My Thesis was a media package all centered around a podcast; Life Of Chenz. I had to create a website to start. The website allowed other media components to be present including a blog. I used the blog as a way to digitally journal every step of the way through the process of researching, creating, and implementing a fully fleshed out, public podcast. I researched topics like recording hardware, recording software, how to edit, how to add music legally, how to inject a podcast into my blog, how to take my podcast through Apple’s approval process to be seen publicly on iTunes, and more. I had no prerequisite knowledge of any of these topics going in.
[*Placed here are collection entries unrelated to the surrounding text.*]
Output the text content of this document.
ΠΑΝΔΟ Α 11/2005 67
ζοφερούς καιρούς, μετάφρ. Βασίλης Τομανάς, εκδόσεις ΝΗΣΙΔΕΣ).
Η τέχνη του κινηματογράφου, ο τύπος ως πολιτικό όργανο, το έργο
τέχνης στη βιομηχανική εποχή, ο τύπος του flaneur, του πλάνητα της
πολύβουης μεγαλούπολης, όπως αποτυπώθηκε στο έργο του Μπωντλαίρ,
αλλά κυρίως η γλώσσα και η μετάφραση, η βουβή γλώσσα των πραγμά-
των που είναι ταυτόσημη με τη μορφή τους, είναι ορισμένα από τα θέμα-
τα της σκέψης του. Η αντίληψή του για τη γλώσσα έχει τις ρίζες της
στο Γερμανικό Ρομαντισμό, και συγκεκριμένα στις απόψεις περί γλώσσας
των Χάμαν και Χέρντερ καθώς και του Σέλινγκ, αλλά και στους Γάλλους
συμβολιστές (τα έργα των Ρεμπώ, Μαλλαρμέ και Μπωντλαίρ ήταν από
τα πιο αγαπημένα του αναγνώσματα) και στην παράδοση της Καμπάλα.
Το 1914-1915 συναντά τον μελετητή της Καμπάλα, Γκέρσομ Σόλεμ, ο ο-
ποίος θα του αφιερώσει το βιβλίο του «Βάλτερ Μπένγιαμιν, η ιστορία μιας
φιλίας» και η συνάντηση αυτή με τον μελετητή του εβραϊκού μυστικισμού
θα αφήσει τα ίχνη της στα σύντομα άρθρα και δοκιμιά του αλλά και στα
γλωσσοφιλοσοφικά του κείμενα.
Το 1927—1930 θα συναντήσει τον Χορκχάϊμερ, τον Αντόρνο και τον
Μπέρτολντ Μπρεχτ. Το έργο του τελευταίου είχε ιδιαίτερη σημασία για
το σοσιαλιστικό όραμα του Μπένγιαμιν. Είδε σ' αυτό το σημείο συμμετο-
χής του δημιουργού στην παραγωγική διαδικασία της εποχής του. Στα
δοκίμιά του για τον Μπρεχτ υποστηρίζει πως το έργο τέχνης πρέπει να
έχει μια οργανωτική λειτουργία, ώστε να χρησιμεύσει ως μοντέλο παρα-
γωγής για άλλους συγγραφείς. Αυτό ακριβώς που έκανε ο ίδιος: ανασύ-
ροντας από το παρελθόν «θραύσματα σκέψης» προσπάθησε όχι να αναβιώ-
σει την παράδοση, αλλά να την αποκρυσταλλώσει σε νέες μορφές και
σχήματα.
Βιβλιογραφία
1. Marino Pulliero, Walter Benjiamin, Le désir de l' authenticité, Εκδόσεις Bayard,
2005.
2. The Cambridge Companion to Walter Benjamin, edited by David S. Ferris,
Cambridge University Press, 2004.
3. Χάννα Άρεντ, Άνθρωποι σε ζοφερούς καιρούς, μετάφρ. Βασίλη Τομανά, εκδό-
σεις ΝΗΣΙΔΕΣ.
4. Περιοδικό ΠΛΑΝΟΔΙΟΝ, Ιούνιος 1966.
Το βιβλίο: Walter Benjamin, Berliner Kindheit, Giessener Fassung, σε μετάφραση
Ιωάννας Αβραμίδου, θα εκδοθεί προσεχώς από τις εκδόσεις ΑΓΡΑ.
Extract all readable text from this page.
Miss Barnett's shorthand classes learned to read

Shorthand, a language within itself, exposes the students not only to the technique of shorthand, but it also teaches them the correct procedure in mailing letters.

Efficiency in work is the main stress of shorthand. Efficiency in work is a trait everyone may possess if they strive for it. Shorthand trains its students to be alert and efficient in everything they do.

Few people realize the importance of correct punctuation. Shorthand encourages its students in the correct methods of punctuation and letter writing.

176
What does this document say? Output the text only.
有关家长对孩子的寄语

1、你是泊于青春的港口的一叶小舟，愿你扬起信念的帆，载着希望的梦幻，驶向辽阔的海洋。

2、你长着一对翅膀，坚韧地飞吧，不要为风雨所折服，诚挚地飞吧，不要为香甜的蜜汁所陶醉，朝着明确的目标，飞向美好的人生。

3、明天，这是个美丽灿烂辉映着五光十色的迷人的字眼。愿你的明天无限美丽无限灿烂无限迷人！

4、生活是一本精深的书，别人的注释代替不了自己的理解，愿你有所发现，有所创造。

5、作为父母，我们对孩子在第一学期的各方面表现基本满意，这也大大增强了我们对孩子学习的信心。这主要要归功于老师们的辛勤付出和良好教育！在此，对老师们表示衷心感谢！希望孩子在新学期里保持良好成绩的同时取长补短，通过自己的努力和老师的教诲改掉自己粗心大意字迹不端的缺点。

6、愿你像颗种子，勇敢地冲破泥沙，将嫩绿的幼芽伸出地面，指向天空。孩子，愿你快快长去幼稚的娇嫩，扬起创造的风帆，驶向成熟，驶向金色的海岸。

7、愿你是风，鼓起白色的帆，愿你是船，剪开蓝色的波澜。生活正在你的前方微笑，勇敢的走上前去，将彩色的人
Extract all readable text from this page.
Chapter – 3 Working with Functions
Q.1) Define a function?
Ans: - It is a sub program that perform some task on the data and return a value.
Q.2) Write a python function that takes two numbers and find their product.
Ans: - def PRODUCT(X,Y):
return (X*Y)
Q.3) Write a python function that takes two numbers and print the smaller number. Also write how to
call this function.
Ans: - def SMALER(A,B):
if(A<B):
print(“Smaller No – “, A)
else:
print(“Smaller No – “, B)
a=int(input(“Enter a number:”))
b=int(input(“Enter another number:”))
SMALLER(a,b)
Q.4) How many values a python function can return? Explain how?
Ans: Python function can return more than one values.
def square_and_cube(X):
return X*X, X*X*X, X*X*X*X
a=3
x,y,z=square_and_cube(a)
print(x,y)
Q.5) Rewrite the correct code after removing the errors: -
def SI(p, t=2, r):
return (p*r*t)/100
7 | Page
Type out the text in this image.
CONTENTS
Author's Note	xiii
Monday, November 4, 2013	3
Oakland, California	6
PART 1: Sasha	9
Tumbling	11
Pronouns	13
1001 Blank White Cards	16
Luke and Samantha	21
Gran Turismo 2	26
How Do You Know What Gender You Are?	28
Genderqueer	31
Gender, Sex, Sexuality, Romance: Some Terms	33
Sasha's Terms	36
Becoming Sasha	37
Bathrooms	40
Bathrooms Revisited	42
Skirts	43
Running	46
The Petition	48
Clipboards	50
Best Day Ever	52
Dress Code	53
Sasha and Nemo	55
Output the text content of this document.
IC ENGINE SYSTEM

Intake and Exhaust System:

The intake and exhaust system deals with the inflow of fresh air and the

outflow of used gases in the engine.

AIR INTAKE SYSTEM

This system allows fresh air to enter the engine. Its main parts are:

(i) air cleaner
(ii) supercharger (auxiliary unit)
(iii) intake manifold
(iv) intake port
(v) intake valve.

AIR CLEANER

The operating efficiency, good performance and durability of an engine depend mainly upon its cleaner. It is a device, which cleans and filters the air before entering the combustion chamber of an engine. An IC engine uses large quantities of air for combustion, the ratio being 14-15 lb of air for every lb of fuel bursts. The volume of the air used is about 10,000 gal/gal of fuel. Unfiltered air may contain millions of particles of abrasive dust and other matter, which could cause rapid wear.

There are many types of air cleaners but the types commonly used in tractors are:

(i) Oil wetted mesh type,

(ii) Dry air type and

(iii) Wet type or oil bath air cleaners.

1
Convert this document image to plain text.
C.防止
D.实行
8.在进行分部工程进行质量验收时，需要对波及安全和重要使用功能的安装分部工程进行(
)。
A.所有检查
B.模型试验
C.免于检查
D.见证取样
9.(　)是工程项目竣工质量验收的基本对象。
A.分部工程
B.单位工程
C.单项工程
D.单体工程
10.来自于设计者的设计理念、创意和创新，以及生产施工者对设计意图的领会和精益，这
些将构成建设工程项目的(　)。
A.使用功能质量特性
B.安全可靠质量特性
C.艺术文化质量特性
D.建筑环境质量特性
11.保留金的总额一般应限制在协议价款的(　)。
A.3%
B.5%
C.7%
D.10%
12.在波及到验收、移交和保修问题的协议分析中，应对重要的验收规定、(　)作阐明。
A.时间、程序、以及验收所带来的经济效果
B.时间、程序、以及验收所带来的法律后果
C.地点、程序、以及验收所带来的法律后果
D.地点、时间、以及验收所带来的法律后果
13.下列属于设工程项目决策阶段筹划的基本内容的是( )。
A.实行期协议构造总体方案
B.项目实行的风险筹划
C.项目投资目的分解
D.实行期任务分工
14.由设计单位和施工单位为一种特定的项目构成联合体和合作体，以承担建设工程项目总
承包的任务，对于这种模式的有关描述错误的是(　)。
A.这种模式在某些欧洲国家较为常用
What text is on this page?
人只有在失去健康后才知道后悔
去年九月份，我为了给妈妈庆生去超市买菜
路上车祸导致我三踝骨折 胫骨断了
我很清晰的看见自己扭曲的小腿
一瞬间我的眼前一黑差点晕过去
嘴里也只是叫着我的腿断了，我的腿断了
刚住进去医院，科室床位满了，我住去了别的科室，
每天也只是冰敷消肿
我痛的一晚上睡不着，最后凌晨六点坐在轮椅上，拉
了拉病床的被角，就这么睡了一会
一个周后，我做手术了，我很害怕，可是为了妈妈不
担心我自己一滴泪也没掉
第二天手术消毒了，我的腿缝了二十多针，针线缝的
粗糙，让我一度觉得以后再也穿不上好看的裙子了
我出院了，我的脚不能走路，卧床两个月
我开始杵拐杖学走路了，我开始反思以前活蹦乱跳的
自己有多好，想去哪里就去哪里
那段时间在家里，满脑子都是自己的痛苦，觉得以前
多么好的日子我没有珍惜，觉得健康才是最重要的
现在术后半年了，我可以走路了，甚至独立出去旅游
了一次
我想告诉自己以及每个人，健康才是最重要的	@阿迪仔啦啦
Now, I feel like I have a backbone in the subject matter and experiment to make it even better going forward. Why did I chose a podcast? I have a great affinity of listening to my favorite casters like Bill Burr, Joe Rogan, and Howard Stern; whether you consider Stern a podcaster is irrelevant because it’s long format spoken word. I also wanted to improve my ability to speak out my thoughts the way I think them using an increasingly popular information design topic. I feel I’ve successfully accomplished both tasks and more. I am gaining the ability to speak better more and more everyday and get comfortable with my own voice. This has been a truly awesome experience I can’t wait to see where it goes.